Febre alta > 5 dias + 4 de 5 critérios (conjuntivite, alterações orais, exantema, alterações de extremidades, linfadenopatia) = Doença de Kawasaki.
A Doença de Kawasaki é uma vasculite aguda de médios vasos, com tropismo pelas artérias coronárias. O diagnóstico é clínico e o tratamento precoce com imunoglobulina venosa (IGIV) e aspirina é crucial para prevenir a formação de aneurismas coronarianos.

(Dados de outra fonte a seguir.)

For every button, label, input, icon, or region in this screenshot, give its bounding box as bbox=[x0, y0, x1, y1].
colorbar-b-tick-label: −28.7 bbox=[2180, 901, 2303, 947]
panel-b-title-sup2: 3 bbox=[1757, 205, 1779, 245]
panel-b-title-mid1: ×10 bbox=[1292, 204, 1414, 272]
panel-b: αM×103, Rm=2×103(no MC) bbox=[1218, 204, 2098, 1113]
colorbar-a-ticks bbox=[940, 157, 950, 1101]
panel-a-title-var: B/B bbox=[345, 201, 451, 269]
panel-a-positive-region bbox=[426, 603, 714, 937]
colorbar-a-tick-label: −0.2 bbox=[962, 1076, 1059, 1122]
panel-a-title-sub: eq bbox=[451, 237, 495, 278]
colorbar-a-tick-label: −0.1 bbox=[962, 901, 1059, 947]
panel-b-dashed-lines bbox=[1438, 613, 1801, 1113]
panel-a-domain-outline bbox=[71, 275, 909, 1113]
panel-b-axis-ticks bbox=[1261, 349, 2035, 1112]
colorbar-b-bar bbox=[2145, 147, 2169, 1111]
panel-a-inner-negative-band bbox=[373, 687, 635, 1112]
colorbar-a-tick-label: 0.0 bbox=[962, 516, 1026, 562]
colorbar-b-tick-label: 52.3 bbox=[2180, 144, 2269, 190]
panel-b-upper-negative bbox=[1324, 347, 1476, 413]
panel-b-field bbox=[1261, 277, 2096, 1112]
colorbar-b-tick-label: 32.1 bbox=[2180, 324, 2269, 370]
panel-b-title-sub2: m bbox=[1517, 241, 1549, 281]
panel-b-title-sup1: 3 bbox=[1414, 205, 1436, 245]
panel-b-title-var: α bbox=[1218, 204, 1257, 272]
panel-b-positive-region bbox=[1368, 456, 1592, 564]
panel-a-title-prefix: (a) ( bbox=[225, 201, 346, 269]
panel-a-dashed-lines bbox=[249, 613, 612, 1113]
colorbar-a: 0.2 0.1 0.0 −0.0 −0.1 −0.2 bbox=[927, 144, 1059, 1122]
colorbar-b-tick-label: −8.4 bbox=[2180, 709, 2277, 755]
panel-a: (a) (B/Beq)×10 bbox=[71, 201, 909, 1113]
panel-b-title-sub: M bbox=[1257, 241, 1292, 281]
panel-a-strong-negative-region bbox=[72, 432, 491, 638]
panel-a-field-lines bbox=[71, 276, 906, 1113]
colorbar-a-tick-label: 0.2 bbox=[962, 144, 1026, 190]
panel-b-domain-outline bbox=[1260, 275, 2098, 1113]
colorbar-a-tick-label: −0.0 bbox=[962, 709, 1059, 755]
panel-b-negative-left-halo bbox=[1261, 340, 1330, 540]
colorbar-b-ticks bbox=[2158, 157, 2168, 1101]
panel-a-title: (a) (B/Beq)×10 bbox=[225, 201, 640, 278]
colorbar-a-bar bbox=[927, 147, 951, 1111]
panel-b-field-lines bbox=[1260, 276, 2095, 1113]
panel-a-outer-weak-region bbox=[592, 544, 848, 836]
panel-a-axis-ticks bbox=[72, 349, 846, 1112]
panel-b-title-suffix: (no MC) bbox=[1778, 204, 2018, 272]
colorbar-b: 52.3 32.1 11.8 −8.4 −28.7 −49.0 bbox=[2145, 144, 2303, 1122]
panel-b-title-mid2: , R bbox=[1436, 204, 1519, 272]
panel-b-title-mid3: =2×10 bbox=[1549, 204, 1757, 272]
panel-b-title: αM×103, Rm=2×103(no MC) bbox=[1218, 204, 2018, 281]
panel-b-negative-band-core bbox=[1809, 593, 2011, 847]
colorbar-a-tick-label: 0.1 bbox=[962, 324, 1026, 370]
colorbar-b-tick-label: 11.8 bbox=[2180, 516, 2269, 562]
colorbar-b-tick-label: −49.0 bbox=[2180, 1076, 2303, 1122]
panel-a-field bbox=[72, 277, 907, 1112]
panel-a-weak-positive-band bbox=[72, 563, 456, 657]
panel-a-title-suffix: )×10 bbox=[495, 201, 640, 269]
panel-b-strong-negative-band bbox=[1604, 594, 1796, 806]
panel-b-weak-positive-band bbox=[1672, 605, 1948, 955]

A Doença de Kawasaki é uma vasculite sistêmica aguda que afeta predominantemente crianças menores de 5 anos, sendo a principal causa de doença cardíaca adquirida na infância em países desenvolvidos. Sua etiologia exata é desconhecida, mas acredita-se que uma resposta imunológica anormal a um agente infeccioso em indivíduos geneticamente predispostos desencadeie a inflamação vascular. O diagnóstico é eminentemente clínico, baseado na presença de febre alta por pelo menos cinco dias, associada a quatro dos cinco critérios clínicos principais. A febre é tipicamente alta (acima de 39°C) e persistente. As manifestações mucocutâneas, como a conjuntivite não purulenta, a língua em framboesa e o exantema polimorfo, são características marcantes da fase aguda da doença. O pilar do tratamento é a administração precoce de imunoglobulina intravenosa (IGIV) e aspirina. A IGIV atua modulando a resposta inflamatória e reduz significativamente a incidência de aneurismas coronarianos de 25% para menos de 5%. O ecocardiograma é mandatório no diagnóstico e no seguimento para avaliar o envolvimento coronariano e guiar a terapia a longo prazo.
São eles: 1) alterações de extremidades (edema, eritema, descamação periungueal); 2) exantema polimorfo; 3) conjuntivite bilateral não exsudativa; 4) alterações em lábios e cavidade oral (língua em framboesa, fissuras labiais); 5) linfadenopatia cervical aguda, geralmente unilateral e >1,5 cm.
A terapia padrão consiste na administração de Imunoglobulina Intravenosa (IGIV) em dose única alta (2g/kg) nas primeiras 10 dias de febre, associada à Aspirina (AAS) em doses anti-inflamatórias na fase aguda, seguidas por doses antiagregantes.
A complicação mais temida é o desenvolvimento de anormalidades nas artérias coronárias, incluindo dilatações e aneurismas, que podem levar a isquemia miocárdica, infarto agudo do miocárdio e morte súbita a longo prazo.